Unit-I
Measurements and units:
Definition of Physics
Physics is the natural science that studies matter, its motion and behavior through space and time, and the related entities of energy and force.
Need of physics
Physics helps us to organize the universe.
It deals with fundamentals, and helps us to see the connections between seemly disparate phenomena.
Physics gives us powerful tools to help us to express our creativity, to see the world in new ways and then to change it.
Physical quantities
A physical quantity is a property of a material or system that can be quantified by measurement.

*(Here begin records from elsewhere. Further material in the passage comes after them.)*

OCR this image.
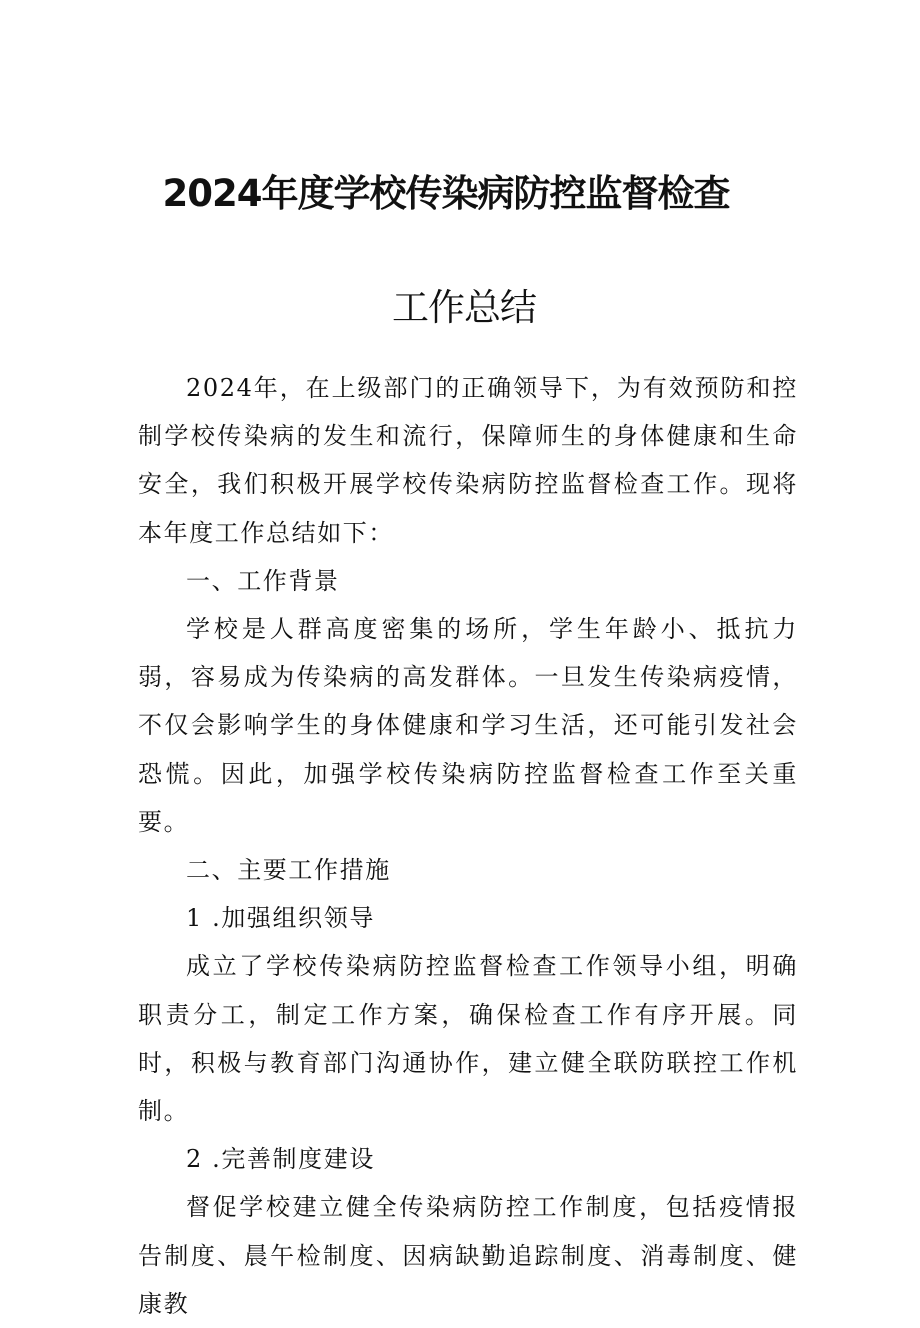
2024年度学校传染病防控监督检查
工作总结

2024年，在上级部门的正确领导下，为有效预防和控制学校传染病的发生和流行，保障师生的身体健康和生命安全，我们积极开展学校传染病防控监督检查工作。现将本年度工作总结如下：

一、工作背景

学校是人群高度密集的场所，学生年龄小、抵抗力弱，容易成为传染病的高发群体。一旦发生传染病疫情，不仅会影响学生的身体健康和学习生活，还可能引发社会恐慌。因此，加强学校传染病防控监督检查工作至关重要。

二、主要工作措施

1 .加强组织领导

成立了学校传染病防控监督检查工作领导小组，明确职责分工，制定工作方案，确保检查工作有序开展。同时，积极与教育部门沟通协作，建立健全联防联控工作机制。

2 .完善制度建设

督促学校建立健全传染病防控工作制度，包括疫情报告制度、晨午检制度、因病缺勤追踪制度、消毒制度、健康教
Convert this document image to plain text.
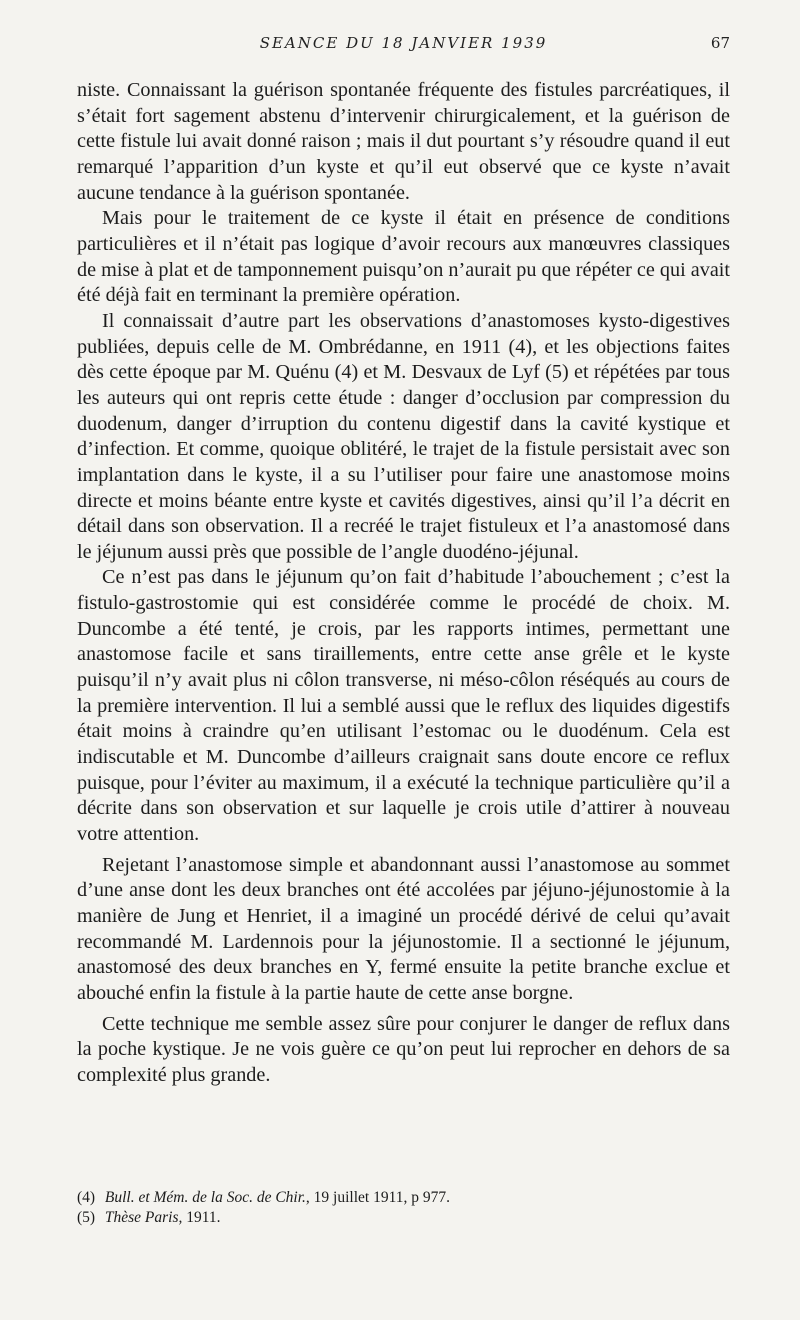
SEANCE DU 18 JANVIER 1939	67

niste. Connaissant la guérison spontanée fréquente des fistules parcréatiques, il s’était fort sagement abstenu d’intervenir chirurgicalement, et la guérison de cette fistule lui avait donné raison ; mais il dut pourtant s’y résoudre quand il eut remarqué l’apparition d’un kyste et qu’il eut observé que ce kyste n’avait aucune tendance à la guérison spontanée.

Mais pour le traitement de ce kyste il était en présence de conditions particulières et il n’était pas logique d’avoir recours aux manœuvres classiques de mise à plat et de tamponnement puisqu’on n’aurait pu que répéter ce qui avait été déjà fait en terminant la première opération.

Il connaissait d’autre part les observations d’anastomoses kysto-digestives publiées, depuis celle de M. Ombrédanne, en 1911 (4), et les objections faites dès cette époque par M. Quénu (4) et M. Desvaux de Lyf (5) et répétées par tous les auteurs qui ont repris cette étude : danger d’occlusion par compression du duodenum, danger d’irruption du contenu digestif dans la cavité kystique et d’infection. Et comme, quoique oblitéré, le trajet de la fistule persistait avec son implantation dans le kyste, il a su l’utiliser pour faire une anastomose moins directe et moins béante entre kyste et cavités digestives, ainsi qu’il l’a décrit en détail dans son observation. Il a recréé le trajet fistuleux et l’a anastomosé dans le jéjunum aussi près que possible de l’angle duodéno-jéjunal.

Ce n’est pas dans le jéjunum qu’on fait d’habitude l’abouchement ; c’est la fistulo-gastrostomie qui est considérée comme le procédé de choix. M. Duncombe a été tenté, je crois, par les rapports intimes, permettant une anastomose facile et sans tiraillements, entre cette anse grêle et le kyste puisqu’il n’y avait plus ni côlon transverse, ni méso-côlon réséqués au cours de la première intervention. Il lui a semblé aussi que le reflux des liquides digestifs était moins à craindre qu’en utilisant l’estomac ou le duodénum. Cela est indiscutable et M. Duncombe d’ailleurs craignait sans doute encore ce reflux puisque, pour l’éviter au maximum, il a exécuté la technique particulière qu’il a décrite dans son observation et sur laquelle je crois utile d’attirer à nouveau votre attention.

Rejetant l’anastomose simple et abandonnant aussi l’anastomose au sommet d’une anse dont les deux branches ont été accolées par jéjuno-jéjunostomie à la manière de Jung et Henriet, il a imaginé un procédé dérivé de celui qu’avait recommandé M. Lardennois pour la jéjunostomie. Il a sectionné le jéjunum, anastomosé des deux branches en Y, fermé ensuite la petite branche exclue et abouché enfin la fistule à la partie haute de cette anse borgne.

Cette technique me semble assez sûre pour conjurer le danger de reflux dans la poche kystique. Je ne vois guère ce qu’on peut lui reprocher en dehors de sa complexité plus grande.

(4) Bull. et Mém. de la Soc. de Chir., 19 juillet 1911, p 977.

(5) Thèse Paris, 1911.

A physical quantity can be expressed as the combination of a numerical value and a unit. For example, the physical quantity mass can be quantified as n kg, where n is the numerical value and kg is the unit.

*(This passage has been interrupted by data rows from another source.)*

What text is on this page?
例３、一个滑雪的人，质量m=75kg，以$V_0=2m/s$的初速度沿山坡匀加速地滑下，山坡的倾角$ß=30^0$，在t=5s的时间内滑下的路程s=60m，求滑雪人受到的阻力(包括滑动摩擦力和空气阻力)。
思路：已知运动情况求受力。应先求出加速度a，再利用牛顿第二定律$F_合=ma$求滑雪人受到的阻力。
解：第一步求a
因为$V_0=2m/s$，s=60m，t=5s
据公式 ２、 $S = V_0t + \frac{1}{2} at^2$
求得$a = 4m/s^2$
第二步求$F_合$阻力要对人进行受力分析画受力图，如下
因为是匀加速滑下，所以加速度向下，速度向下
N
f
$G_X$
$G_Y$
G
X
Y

A physical quantity possesses at least two characteristics in common, one is numerical magnitude and other is the unit in which it is measured.
Necessity of measurement of quantities
Measurements require tools and provide scientists with a quantity. A quantity describes how much of something there is or how many there are.
There are several properties of matter that scientists need to measure, but the most common properties are length and mass.
FPS, CGS, MKS and SI systems of units
The full form of four systemss of units used in measurements are
MKS system – Meter kilogram second system
In the MKS system, fundamental units are Meter, kilogram and second.
CGS system – Centimeter Gram Second system
In the CGS system, fundamental units are Centimeter, Gram and second
FPS system – Foot Pound second system
In the FPS system, fundamental units are Foot, Pound and second.
Features of each system of units and comparison of these systems of units
A system of measurement is a collection of units of measurement and rules relating them to each other. Systems of measurement have historically been important, regulated and defined for the purposes of science and commerce. Systems of measurement in use include the International System of Units (SI), the modern form of the metric system, the British imperial system, and the United States customary system.
Necessity of a SI system of unitsEach system of unit should have relation between the other systems of unit.
Temperature has been converted in other systems.
Concept of least count of a measuring instrumentIn the science of measurement, the least count of a measuring instrument is the smallest and accurate value in the measured quantity that can be resolved on the instrument's scale.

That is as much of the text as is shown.